Alors que l’industrie de la médecine dite regénérative est estimée à près de 1,6 milliards de dollars et que les produits anti-âge sont l’un des rares marchés de niche résistant aux cycles économiques, Google vise sur la recherche fondamentale à long terme pour produire des résultats à l’impact réel. Après son service Flu Trends permettant de prédire les épidémies de grippe grâce à la synthèse de données de géolocalisation et des recherches triées par mots clés, Google poursuit sa constitution d’un écosystème de services visant à utiliser ses données pour assurer une meilleure santé publique et aider la recherche médicale. Avec son nouveau projet, le California Life Company ou Calico l’entreprise souhaite rallonger la durée de vie moyenne de 20 à 100 ans ! Du fait de la position de leader de Google, cette décision devrait encourager d’autres acteurs de l’Internet à s’intéresser à l’industrie du prolongement vital.   

Valoriser les données disponibles

L’expertise de Google ici réside dans sa capacité à récolter et traiter avec pertinence des quantités importantes et variées de données récoltée grâce à son cœur de métier (moteur de recherches) et différentes activités et services annexes développés au fil des années. Selon Harry Glorikian fondateur du cabinet de conseil Scientia Advisors spécialisé dans les sciences de la vie, cette expertise concerne « Des data sets extrêmement variés : géolocalisation, recherche et toute autre forme de service connnecté permettant d’obtenir une image quasi complète de l’utilisateur. »  Ces données pourraient être associées au génome entièrement cartographié de l’utilisateur notamment grâce au service 23andme, un autre service de recherche financé par Google. L’objectif de ce programme est de s’attaquer directement aux racines des maladies chroniques, le vieillissement et plus globalement la non regénérécence des cellules. Google mise sur le temps long et bénéficie de la disponibiltié immédiate et croissante de ces données déterminantes, quand de nombreux laboratoires pharmaceutiques comme GSK investissent des millions de dollars par an dans de la recherche appliquée avant d’abandonner face à la pression des investisseurs.
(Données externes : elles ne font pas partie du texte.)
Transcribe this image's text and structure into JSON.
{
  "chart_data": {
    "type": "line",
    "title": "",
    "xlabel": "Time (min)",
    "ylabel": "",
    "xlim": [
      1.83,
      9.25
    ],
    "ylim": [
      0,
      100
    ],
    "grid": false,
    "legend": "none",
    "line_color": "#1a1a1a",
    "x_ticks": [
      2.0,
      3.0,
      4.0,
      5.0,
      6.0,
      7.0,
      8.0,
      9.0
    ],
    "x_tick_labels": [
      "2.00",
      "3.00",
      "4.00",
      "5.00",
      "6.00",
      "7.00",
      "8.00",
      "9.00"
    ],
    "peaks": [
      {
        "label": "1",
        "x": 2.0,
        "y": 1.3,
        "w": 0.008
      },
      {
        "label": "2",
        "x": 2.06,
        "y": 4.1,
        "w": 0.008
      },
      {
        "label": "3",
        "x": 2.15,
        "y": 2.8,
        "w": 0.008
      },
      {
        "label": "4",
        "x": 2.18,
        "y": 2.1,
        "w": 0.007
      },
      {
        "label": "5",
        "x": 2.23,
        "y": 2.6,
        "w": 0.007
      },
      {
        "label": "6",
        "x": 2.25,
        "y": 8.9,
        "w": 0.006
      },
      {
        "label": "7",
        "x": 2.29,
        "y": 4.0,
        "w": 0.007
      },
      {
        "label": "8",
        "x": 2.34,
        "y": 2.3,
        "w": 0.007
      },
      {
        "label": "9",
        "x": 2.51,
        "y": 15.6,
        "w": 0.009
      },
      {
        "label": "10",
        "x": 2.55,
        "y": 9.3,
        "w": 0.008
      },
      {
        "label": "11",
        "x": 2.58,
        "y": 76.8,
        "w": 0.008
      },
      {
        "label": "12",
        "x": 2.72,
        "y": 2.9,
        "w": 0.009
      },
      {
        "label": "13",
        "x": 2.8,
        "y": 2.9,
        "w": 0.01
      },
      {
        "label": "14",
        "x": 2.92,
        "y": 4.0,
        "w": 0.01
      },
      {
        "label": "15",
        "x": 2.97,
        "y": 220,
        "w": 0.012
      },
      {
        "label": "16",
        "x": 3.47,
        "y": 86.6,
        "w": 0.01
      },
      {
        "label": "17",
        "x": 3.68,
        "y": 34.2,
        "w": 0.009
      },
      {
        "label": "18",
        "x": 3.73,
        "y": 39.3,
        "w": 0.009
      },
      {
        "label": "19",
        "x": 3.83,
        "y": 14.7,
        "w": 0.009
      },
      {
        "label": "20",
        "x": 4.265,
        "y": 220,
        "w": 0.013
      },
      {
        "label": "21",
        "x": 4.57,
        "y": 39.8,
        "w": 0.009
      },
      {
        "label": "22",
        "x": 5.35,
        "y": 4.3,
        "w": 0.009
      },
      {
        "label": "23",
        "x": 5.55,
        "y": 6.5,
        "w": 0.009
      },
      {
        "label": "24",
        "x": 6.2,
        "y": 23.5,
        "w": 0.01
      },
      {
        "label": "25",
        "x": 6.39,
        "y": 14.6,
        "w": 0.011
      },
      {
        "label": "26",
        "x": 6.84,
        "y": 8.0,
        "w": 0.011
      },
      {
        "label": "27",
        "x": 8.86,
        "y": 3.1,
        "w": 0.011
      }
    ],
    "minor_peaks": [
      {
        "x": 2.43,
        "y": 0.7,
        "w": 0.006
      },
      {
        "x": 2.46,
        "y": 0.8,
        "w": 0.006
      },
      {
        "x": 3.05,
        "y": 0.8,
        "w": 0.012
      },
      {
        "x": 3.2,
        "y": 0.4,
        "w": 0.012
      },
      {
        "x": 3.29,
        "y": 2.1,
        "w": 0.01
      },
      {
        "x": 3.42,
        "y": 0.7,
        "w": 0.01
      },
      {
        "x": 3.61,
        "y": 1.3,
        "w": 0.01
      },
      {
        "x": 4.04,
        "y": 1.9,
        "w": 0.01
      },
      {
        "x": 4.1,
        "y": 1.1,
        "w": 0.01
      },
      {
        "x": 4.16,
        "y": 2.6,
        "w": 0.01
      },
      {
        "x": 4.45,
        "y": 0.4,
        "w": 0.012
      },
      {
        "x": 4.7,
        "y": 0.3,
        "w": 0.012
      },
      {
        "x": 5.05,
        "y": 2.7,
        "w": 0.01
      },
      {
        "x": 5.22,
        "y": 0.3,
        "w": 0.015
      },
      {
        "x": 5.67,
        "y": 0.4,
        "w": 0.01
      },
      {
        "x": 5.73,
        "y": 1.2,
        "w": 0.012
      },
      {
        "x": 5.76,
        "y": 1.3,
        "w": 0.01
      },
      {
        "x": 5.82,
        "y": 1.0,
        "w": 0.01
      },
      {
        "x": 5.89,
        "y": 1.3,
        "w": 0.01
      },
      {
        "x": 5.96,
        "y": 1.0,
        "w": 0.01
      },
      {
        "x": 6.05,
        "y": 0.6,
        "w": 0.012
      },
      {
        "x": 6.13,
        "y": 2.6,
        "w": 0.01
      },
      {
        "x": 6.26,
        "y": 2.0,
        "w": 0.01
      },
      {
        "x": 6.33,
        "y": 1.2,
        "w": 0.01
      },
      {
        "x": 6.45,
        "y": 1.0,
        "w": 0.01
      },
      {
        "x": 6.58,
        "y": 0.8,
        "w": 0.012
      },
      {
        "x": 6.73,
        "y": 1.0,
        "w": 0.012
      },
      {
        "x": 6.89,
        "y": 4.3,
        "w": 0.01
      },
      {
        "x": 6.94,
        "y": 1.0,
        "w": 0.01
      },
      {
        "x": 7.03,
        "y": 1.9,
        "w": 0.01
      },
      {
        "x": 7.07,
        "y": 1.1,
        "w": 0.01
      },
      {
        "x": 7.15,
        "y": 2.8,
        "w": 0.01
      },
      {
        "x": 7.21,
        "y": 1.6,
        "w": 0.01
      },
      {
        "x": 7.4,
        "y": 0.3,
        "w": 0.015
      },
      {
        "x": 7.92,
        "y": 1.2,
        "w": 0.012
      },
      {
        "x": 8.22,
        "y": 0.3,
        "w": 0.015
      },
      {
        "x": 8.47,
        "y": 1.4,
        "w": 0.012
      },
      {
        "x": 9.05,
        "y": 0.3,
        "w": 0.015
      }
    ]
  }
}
L’enjeu de la protection des données à élucider

Calico pourrait par exemple s’inspirant du Human Genome Project, comparer le génome de personnes agées en bonne santé à celles d’un âge similaire mais aux conditions de santé détérioriées. Selon Daniel Kraft chaire de médecine et neuroscience à la Singularity University qui a collaboré à de nombreuses reprises avec Google dans ses projets de recherche médicale, ces nouveaux services gourmands en données privées placeront bientôt les utilisateurs face à un choix faustien: Offrir plus de données pour assurer une recherche plus efficace qui devrait bénéficer à tous, la protection de la confidentialité et des données deviendrait alors un enjeu de santé publique. D’autres projets issus notamment de l’industrie de l’automesure se développent déjà sur ce segment, ainsi Vital Connect a développé des capteurs biométriques connectés visant à rendre la récolte de données humaines plus accessible. Calico devrait également bénéficier du déploiement récent d’Obama Care, étendant considérablement le nombre d’américains soumis à des tests réguliers et rattachés à un système d’assurance.